If we take the miracle of Cana literally, we reduce it to a once-off wonder and greatly limit its meaning. It’s not really about the power to change water into wine. We already know how to do that – it happens every year in our vineyards and wineries. The miracle has a deeper and broader meaning, and one that is valid for all time. It’s about something far more wonderful. In attempting to describe the relationship between God and his people, the Bible uses the image of a bridegroom and his bride. And in describing the joy God finds among his people, it uses the image of a wedding feast.

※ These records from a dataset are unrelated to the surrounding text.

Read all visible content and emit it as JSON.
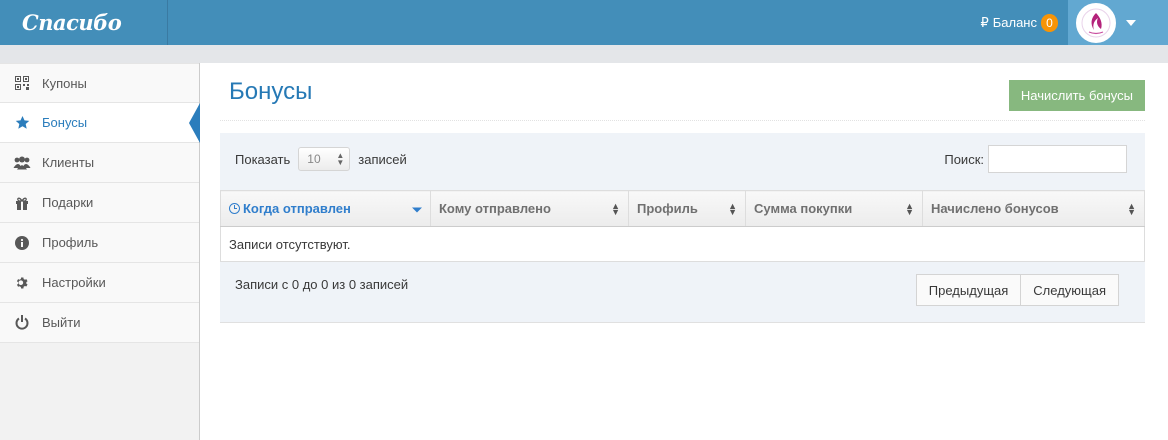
{
  "brand": {
    "name": "Спасибо"
  },
  "header": {
    "currency_symbol": "₽",
    "balance_label": "Баланс",
    "balance_value": "0"
  },
  "sidebar": {
    "items": [
      {
        "label": "Купоны",
        "icon": "qrcode-icon"
      },
      {
        "label": "Бонусы",
        "icon": "star-icon",
        "active": true
      },
      {
        "label": "Клиенты",
        "icon": "users-icon"
      },
      {
        "label": "Подарки",
        "icon": "gift-icon"
      },
      {
        "label": "Профиль",
        "icon": "info-icon"
      },
      {
        "label": "Настройки",
        "icon": "gear-icon"
      },
      {
        "label": "Выйти",
        "icon": "power-icon"
      }
    ]
  },
  "main": {
    "title": "Бонусы",
    "add_button": "Начислить бонусы",
    "length": {
      "label_before": "Показать",
      "value": "10",
      "label_after": "записей"
    },
    "search": {
      "label": "Поиск:",
      "value": ""
    },
    "table": {
      "columns": [
        "Когда отправлен",
        "Кому отправлено",
        "Профиль",
        "Сумма покупки",
        "Начислено бонусов"
      ],
      "empty_text": "Записи отсутствуют."
    },
    "info": "Записи с 0 до 0 из 0 записей",
    "pager": {
      "prev": "Предыдущая",
      "next": "Следующая"
    }
  },
  "colors": {
    "navbar": "#438eb9",
    "title": "#2679b5",
    "button": "#87b87f",
    "badge": "#f89406",
    "active": "#2b7dbc"
  }
}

The First Reading contains a message of hope for God’s people at one of the lowest moments in their history. Jerusalem lay in ruins and many of the people were exiled in Babylon. Israel, once God’s bride, is now like a widow bereft of children. However, her husband, God, has not forgotten her. There will be a new wedding feast. God will restore his people. This promise was fulfilled in the return from exile, but more especially in the coming of Jesus. It’s no surprise to find that Jesus started his public ministry at a wedding feast. At that wedding the wine ran out. This was a way of saying that the old religion, the old observances, had been found wanting. The time has come for the promises to be fulfilled. The time has come for a new law and a new spirit.

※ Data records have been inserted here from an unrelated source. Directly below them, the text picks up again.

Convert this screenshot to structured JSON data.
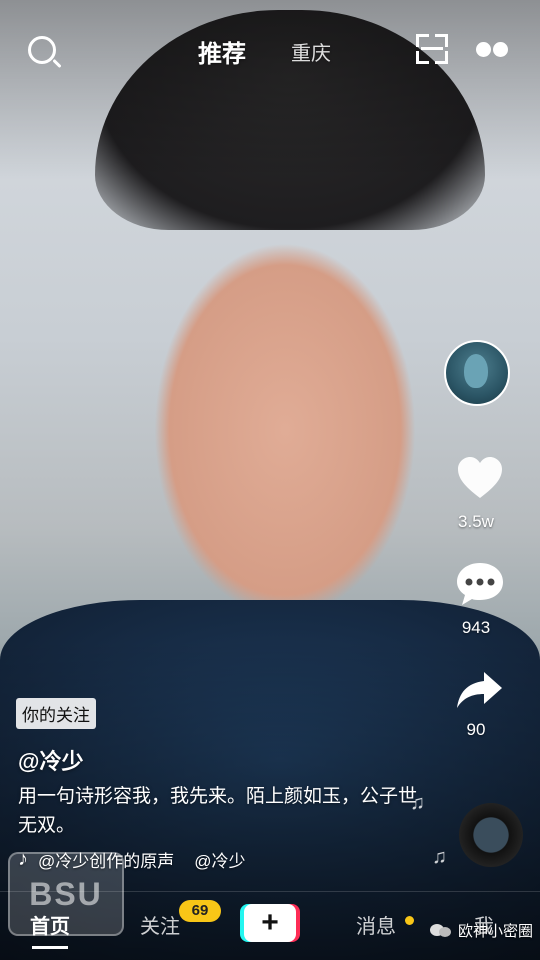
{
  "top_tabs": {
    "recommend": "推荐",
    "city": "重庆"
  },
  "rail": {
    "likes": "3.5w",
    "comments": "943",
    "shares": "90"
  },
  "video": {
    "follow_badge": "你的关注",
    "author": "@冷少",
    "caption": "用一句诗形容我，我先来。陌上颜如玉，公子世无双。",
    "music": "@冷少创作的原声",
    "music_repeat": "@冷少"
  },
  "nav": {
    "home": "首页",
    "follow": "关注",
    "follow_badge": "69",
    "plus": "+",
    "messages": "消息",
    "me": "我"
  },
  "watermark": "欧神小密圈",
  "colors": {
    "badge_yellow": "#f8c617",
    "plus_cyan": "#24f6f0",
    "plus_red": "#fe2c55"
  }
}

The prophets had foretold an abundance of wine in messianic days. At Cana Jesus provided just that. And all those who tasted the new agreed that it was better than the old. We note the sheer generosity of the miracle. Those six jars were capable of holding somewhere between twenty and thirty gallons each. We see not only Jesus” power, but also his generosity. We get a glimpse of the warmth of his heart. The new order began with an act of compassion. What Jesus did at Cana was not a once-off thing. It pointed to what would happen all through his ministry. The changing of water into wine is a symbol for what he was about. Everywhere he went the old was made new. For the widow of Nain he changed tears into joy. For Zacchaeus he changed selfishness into love. For the thief on Calvary he changed despair into hope. And on Easter morning he changed death into life. His presence could change beyond recognition the lives of those with whom he came into contact. And he continues to do this for those who believe in him and follow him. He transforms our lives into something wonderful. He offers us something that we pine for but can’t achieve on our own. He offers us a share in the divine life. But all of this will remain at the level of theory unless we experience it in our lives, unless in some way in our own lives Jesus changes water into wine.